Expect to Be Surprised

Take a close look at this picture from my classroom. See the orange bell pepper plant? With the ripe pepper ready to be picked? Ok, now look at the basket of books next to it...yes, the ones labeled Winter Books. This  pepper plant is a leftover from my summer garden. Not only will it not die, but it blossomed--in December! And then the pepper grew and ripened--in January!  And check this out:

Pieces of tomato--that grew from a volunteer plant that I found in the rocks at my house not anywhere near the tomato plants planted on purpose. I pried the roots from the rocks and stuck the plant in a pot with new soil and took it too school. It too has refused to die. My class picked and ate this tomato on Dec. 21. And guess what? The plant has more blossoms on it now. What makes it even more amazing is that these plants do not get the sunlight they should, are in an environment that's too chilly, and are watered intermittently. And yet they grow and produce fruit. I'm surprised they haven't died, let alone that they are producing something.

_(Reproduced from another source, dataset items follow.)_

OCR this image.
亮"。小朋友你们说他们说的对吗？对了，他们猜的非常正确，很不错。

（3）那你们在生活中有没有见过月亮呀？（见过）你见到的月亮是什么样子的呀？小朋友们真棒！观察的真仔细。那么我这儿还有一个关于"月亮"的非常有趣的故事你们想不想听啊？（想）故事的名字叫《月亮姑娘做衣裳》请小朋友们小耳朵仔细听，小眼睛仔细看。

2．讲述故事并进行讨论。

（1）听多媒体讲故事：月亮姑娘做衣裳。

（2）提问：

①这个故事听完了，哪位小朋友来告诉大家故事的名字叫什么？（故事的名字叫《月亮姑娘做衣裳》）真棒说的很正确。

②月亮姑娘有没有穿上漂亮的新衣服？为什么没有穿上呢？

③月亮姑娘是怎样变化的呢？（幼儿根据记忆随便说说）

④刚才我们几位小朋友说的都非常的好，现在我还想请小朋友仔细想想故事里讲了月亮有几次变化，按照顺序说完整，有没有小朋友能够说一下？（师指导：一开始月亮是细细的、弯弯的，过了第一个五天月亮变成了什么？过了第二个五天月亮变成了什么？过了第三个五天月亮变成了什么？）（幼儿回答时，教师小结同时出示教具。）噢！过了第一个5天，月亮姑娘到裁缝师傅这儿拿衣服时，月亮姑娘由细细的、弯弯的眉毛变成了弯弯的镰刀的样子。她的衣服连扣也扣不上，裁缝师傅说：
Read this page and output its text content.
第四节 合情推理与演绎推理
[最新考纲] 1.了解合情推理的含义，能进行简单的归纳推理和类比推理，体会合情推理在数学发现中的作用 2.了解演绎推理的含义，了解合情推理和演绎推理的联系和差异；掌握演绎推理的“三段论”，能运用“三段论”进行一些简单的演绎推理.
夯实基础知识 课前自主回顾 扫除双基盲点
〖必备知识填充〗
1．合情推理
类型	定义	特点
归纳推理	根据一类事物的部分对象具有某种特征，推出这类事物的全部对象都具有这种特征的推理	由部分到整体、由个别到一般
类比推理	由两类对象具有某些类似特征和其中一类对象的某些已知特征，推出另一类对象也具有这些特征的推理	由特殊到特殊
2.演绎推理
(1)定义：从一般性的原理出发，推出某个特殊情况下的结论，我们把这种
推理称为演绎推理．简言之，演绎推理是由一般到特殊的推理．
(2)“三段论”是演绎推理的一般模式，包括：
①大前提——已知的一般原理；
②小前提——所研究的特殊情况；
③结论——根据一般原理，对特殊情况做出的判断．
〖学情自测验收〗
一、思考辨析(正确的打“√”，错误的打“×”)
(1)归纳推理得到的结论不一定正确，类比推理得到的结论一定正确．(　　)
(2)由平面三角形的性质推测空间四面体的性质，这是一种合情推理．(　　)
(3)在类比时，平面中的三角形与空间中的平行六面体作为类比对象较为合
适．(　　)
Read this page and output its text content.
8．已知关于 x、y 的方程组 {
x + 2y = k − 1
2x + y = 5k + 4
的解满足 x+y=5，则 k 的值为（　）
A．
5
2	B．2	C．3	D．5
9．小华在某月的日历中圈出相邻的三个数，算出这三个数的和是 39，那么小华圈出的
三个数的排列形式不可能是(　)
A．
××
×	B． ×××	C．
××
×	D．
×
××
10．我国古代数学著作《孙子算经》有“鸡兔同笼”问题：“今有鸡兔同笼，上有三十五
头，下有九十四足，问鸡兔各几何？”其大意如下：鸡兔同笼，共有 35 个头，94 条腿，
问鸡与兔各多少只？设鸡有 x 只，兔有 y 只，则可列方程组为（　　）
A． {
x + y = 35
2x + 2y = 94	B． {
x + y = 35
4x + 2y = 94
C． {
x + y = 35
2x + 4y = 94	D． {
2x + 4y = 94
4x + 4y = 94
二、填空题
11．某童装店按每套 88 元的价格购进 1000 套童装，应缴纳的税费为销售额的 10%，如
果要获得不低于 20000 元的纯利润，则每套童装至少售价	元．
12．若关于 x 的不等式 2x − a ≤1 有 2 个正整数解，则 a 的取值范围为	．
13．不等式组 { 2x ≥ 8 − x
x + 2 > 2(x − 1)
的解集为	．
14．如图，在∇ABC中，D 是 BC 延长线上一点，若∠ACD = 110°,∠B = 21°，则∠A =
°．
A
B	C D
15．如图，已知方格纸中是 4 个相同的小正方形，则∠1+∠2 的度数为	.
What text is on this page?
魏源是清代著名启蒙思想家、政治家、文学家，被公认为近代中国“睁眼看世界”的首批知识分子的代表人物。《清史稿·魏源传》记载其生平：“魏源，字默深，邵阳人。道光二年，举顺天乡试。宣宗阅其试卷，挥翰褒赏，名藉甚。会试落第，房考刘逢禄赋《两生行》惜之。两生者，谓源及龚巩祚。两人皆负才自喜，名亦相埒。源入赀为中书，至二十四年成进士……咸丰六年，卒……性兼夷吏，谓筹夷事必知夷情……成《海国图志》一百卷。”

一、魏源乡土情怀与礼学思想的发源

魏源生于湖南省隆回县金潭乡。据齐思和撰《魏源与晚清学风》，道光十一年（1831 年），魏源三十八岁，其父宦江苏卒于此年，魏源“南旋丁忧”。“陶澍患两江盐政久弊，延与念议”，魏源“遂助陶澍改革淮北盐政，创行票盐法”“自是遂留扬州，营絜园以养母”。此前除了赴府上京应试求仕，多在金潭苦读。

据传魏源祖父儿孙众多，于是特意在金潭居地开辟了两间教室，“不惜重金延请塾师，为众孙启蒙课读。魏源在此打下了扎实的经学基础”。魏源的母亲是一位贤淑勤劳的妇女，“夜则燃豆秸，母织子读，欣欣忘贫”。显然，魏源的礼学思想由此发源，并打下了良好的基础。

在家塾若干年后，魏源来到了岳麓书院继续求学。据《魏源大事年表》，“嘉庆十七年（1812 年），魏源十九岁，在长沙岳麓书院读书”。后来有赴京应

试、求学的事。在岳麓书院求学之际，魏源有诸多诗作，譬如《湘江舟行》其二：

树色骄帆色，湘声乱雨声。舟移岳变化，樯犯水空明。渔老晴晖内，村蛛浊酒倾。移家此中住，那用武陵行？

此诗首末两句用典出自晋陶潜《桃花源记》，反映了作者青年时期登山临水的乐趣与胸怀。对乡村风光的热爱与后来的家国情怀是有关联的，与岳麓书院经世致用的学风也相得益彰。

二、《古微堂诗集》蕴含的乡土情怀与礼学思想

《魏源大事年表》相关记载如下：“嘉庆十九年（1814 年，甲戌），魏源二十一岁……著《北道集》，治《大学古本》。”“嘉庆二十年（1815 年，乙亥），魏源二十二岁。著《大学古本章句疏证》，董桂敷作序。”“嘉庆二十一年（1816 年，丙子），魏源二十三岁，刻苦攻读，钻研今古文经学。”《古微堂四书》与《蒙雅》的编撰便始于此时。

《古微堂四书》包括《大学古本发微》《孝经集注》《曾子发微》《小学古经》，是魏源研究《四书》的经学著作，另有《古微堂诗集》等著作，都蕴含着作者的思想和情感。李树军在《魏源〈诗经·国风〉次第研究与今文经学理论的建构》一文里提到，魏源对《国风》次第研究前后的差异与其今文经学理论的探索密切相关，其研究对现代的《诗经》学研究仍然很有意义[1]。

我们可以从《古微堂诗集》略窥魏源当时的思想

It occurred to me that a lot of my kids are like these plants. A lot of things in their lives are less than ideal. Some are downright hostile. But I've learned to expect surprises.

E. is not very confident in herself as a learner. She struggles despite working very hard. One day last week she stopped reading during reading group to point to the bold text in the book of the girl seated beside her. "No," E. said, "if you see those letters that look fat, you have to read it bigger with your voice. Like this." She quickly modeled and then went back to her copy of the book and continued reading--so did the other girl, now making sure to do as instructed by her friend. I sat quietly and savored the surprise. The next day, I asked E. to teach the rest of the group what she new about bold print. She ducked her head, then looked up and nodded, grinning widely.

There are moments like things happening in classrooms on a regular basis. And when we expect our kids to surprise us, we lift the level of what we believe is possible for them--in spite of the challenges they face. What a gift to our learners, and to ourselves as their teachers. I cannot imagine living my classroom life without the expectation that my kids will surprise me. Be ready for it...expect it.


  1. Wow -- what a great metaphor. Love the way your thinking stretches mine.
    the other ruth ;)

  2. Yes, 2 Wows!!! Vegetables and students both growing in a classroom!! How can that be???--a teacher is behind this!!!! Be sure to attach your blog to your teacher evaluation forms.